The Phil Flynn Energy Report
Oil prices took a hit overnight on fears of a second wave of Covid-19. Reports of a jump in cases in Florida, Texas, and Arizona and a sharp 5.7 million barrels increase in crude supply to a record overshadowed signs of rebounding U.S. oil demand. U.S. gasoline demand came in just shy of 8 million barrels a day up almost 3 million barrels a day from the coronavirus trough. We also saw a jump in refinery runs, up to 73.1% of capacity. Still, if the increase in coronavirus cases becomes a second wave, then a potential reversal in the demand gains could be had. Airline and retail stocks are taking a hit, pointing to a potential drop in oil demand. There are reports that Beijing’s 55 days run without a coronavirus came to an end as a man tested positive.
Oil prices did come back after the Federal Reserve announcement and Jerome Powell press conference. The commitment not to raise interest rates until 2020 overshadowed his continuing concerns about a second wave of the coronavirus. Now that looks like it could happen. Or maybe it's just a short term blip. The answer could determine the direction of stocks and oil.
Natural gas is trying to hold up also as demand is weak. The EIA is reporting that it expects U.S. electricity demand to total 998 billion kilowatt-hours this summer (June through August), the lowest level of summer electricity consumption in the United States since 2009 and 5% less than last summer.
EIA expects electricity consumption to be lower this year, mainly as a result of efforts to reduce the spread of Covid-19. Most of the anticipated decline in retail electricity sales occurs in the commercial and industrial sectors, which EIA forecasts to be 12% and 9% less, respectively, than during summer 2019. EIA expects residential electricity sales to grow by 3% this summer because more people are working from home and following social distancing practices.
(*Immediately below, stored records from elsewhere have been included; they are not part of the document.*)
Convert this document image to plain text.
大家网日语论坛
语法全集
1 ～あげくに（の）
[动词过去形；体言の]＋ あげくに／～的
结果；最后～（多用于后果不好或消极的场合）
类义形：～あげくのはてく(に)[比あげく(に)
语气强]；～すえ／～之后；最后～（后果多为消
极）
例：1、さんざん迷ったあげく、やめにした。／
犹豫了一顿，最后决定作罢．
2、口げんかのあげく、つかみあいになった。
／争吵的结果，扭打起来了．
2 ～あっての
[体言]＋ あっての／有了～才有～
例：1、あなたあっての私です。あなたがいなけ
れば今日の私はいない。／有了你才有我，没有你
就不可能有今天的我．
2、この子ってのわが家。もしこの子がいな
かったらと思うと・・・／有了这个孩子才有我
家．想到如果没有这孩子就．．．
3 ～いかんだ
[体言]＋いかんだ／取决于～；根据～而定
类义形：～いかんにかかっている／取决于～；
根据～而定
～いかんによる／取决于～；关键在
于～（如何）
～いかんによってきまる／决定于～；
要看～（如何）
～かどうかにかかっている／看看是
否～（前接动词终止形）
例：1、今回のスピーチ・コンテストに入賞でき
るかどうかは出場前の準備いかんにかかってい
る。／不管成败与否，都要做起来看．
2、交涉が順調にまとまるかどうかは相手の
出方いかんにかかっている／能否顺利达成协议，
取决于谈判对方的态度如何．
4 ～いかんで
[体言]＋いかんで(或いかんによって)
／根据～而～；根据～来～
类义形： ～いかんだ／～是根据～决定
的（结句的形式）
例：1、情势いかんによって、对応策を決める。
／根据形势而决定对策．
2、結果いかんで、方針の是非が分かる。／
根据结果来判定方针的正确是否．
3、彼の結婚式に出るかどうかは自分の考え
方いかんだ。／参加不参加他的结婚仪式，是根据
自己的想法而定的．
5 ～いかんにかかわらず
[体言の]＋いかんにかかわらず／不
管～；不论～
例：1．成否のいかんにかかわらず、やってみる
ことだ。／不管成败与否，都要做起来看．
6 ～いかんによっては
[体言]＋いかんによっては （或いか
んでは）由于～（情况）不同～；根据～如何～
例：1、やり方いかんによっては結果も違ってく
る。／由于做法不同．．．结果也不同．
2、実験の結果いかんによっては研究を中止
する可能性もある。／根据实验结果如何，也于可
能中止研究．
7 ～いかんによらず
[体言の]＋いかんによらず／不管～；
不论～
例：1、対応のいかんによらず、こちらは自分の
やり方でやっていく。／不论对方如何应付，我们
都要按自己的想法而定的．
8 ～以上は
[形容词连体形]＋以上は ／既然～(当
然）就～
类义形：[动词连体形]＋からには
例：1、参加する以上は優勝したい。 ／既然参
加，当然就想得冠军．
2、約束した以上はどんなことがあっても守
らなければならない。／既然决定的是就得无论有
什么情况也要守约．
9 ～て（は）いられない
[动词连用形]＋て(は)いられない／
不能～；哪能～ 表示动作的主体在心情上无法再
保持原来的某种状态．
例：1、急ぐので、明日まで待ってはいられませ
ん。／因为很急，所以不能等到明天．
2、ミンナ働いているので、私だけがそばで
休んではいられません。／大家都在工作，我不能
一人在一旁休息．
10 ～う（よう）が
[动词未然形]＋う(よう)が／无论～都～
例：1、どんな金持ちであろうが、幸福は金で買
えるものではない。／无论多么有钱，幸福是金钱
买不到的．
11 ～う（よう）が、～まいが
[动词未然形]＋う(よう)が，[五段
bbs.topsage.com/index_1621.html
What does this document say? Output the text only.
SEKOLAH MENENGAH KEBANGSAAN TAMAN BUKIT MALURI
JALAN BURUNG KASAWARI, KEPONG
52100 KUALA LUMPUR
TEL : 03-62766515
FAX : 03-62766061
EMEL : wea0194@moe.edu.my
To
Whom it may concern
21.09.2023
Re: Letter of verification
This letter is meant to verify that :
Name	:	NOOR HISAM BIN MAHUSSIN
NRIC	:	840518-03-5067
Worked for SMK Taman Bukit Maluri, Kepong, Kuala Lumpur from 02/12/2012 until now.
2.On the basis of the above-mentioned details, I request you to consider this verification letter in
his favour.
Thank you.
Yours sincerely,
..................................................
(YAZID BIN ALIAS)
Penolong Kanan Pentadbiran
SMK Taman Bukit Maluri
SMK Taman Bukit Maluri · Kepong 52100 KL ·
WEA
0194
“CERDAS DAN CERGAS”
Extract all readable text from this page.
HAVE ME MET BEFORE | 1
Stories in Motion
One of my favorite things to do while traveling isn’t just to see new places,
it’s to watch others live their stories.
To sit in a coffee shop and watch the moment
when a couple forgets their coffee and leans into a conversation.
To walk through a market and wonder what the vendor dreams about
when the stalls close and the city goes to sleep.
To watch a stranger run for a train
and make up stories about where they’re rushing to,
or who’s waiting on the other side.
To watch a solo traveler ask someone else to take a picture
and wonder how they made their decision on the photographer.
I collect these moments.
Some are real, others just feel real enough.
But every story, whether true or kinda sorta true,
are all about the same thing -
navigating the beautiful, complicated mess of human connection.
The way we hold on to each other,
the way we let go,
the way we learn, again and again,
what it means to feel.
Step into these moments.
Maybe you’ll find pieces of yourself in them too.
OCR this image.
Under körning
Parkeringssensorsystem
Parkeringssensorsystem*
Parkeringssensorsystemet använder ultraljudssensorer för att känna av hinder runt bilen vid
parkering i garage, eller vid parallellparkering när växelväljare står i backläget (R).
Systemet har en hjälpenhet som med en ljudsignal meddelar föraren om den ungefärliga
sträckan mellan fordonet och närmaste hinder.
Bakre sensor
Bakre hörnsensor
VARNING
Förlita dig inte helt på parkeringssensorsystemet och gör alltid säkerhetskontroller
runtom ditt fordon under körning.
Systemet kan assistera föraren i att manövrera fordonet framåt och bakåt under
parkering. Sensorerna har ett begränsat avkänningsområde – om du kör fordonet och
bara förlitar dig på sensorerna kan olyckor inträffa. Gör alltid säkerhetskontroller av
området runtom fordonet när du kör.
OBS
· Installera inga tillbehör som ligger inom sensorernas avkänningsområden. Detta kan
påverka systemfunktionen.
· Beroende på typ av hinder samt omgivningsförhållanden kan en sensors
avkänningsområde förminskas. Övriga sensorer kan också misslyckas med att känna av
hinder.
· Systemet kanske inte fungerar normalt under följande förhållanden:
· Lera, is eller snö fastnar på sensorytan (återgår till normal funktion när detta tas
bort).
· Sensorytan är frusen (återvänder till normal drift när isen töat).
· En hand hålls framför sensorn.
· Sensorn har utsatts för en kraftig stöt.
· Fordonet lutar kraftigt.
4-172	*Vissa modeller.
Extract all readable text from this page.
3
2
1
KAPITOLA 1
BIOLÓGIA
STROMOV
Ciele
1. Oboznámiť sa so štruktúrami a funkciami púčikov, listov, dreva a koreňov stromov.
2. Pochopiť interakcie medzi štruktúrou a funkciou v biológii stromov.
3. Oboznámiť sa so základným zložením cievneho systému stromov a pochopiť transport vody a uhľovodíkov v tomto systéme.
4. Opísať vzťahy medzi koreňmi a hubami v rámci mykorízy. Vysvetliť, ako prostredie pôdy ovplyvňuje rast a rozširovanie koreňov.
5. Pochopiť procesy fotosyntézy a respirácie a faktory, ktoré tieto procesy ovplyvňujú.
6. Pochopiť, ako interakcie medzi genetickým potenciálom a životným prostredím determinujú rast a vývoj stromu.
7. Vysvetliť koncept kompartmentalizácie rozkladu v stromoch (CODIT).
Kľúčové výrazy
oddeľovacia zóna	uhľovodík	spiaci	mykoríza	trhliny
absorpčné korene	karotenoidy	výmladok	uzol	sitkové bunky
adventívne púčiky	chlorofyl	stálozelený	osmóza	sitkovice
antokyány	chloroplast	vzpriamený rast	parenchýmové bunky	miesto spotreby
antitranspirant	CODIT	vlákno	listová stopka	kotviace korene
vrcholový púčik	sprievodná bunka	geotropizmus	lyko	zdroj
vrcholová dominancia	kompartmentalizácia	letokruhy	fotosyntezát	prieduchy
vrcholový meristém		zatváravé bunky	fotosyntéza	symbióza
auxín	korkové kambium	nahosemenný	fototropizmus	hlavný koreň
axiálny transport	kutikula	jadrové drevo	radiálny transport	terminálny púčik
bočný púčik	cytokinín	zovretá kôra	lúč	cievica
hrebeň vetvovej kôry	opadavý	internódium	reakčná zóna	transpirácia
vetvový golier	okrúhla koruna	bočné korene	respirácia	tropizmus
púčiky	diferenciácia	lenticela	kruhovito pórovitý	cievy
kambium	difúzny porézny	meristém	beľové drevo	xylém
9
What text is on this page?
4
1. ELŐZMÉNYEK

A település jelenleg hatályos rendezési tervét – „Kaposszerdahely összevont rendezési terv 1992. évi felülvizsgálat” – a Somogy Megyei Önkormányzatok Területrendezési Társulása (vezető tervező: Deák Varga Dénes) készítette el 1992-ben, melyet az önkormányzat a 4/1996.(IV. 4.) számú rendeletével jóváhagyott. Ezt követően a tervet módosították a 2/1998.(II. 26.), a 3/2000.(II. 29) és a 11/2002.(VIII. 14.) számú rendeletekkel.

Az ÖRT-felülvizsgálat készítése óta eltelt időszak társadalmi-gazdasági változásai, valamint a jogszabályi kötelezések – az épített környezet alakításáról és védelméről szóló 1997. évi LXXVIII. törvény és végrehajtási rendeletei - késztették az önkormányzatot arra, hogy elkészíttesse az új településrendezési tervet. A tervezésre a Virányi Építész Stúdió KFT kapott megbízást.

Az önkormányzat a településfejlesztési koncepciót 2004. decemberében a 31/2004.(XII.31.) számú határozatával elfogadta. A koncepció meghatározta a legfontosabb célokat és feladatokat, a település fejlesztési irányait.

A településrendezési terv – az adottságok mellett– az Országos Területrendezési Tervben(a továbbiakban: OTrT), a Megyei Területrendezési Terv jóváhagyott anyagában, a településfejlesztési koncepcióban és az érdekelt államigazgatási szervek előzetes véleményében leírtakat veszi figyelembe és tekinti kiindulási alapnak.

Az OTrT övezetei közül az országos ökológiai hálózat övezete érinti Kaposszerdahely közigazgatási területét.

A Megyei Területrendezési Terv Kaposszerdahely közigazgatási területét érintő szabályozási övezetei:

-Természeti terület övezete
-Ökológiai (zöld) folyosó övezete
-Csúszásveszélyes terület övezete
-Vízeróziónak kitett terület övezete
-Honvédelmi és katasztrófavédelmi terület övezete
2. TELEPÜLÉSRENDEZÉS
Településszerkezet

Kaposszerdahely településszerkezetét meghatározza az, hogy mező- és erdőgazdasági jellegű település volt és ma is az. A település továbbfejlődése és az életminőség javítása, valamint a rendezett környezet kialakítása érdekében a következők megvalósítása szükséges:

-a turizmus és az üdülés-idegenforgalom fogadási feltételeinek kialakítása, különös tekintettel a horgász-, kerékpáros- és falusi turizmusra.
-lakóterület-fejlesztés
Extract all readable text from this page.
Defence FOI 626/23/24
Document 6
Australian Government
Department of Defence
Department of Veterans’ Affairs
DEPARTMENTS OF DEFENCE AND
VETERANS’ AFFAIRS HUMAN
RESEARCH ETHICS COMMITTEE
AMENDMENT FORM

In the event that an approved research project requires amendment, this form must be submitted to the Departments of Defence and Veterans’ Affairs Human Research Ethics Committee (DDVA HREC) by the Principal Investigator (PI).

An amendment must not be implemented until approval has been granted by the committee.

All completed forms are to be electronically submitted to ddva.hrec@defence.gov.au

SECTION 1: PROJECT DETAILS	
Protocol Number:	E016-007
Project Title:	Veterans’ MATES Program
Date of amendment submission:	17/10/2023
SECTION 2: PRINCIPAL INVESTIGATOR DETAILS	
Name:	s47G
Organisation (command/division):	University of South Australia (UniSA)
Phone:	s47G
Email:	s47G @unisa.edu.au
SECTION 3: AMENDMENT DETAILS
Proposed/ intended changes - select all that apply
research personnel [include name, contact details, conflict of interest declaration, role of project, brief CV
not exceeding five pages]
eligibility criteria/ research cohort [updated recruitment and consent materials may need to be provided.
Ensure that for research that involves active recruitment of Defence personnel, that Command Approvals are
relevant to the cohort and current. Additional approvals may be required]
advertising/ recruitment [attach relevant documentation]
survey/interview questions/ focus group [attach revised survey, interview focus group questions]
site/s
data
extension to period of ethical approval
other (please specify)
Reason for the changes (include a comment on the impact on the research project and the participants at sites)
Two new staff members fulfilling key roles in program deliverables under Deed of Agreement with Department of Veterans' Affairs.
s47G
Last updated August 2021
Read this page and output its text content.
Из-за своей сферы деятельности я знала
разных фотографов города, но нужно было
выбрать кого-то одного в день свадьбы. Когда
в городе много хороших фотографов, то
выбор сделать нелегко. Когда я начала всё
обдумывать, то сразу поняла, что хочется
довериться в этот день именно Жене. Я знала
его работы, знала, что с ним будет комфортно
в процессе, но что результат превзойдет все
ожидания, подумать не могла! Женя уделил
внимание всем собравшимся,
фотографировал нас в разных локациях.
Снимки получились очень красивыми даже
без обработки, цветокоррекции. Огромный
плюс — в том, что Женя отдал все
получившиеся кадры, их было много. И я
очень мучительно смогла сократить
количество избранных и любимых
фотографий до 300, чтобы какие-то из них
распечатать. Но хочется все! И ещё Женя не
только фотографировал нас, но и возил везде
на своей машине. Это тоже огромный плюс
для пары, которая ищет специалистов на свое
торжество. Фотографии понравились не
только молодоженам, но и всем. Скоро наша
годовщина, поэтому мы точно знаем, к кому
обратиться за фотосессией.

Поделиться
Usually, the weather is one of the primary factors in determining electricity demand in the residential and commercial sectors. The National Oceanic and Atmospheric Administration (NOAA) forecasts that U.S. cooling degree days—an indicator of demand for air conditioning—for June, July, and August 2020 will be 1% lower than last summer.
This summer, however, other factors are affecting electricity demand more than temperature. Although state and local governments are relaxing stay-at-home orders, social distancing guidelines will likely result in Americans spending more time at home than usual this summer. Also, many people that had worked in offices are now working from home, shifting electricity demand from the commercial sector to the residential area. Macroeconomic indicators are primary drivers in EIA forecasts for electricity consumption in the commercial and industrial sectors. EIA’s short-term economic assumptions are based on IHS Markit's macroeconomic model.
This model projects nonfarm employment will fall by 13% in 2020 and that the electricity-weighted industrial production index will contract by 12% in 2020. The amount of electricity generation from coal will likely be lower than last summer as a result of less electricity demand. EIA forecasts coal-fired power plants will generate 178 billion kilowatt-hours (kWh) between June and August 2020, down from 272 billion kWh last summer. Coal continues its downward trend in its contribution to U.S. power generation, and EIA expects its generation share will fall from 24% of the electricity generated during summer 2019 to 17% this summer. EIA forecasts the amount of coal generation to be lower than a nuclear generation this summer (207 billion kWh).
EIA expects that natural gas-fired power plants will generate 467 billion kWh this summer, slightly higher than natural gas generation last summer (460 billion kWh). Forecast natural gas prices remain low this summer, making it relatively more economical than coal for power generation. EIA forecasts natural gas’s share of electricity generation to increase from 41% last summer to 44% this summer.
EIA also expects the renewable energy share of electricity generation this summer will increase compared with last summer. Significant additions of new wind and solar generating capacity, especially in the Midwest region and Texas, drive EIA’s forecast that U.S. wind’s share of electricity generation will grow to 7% this summer and utility-scale solar will increase to 3%.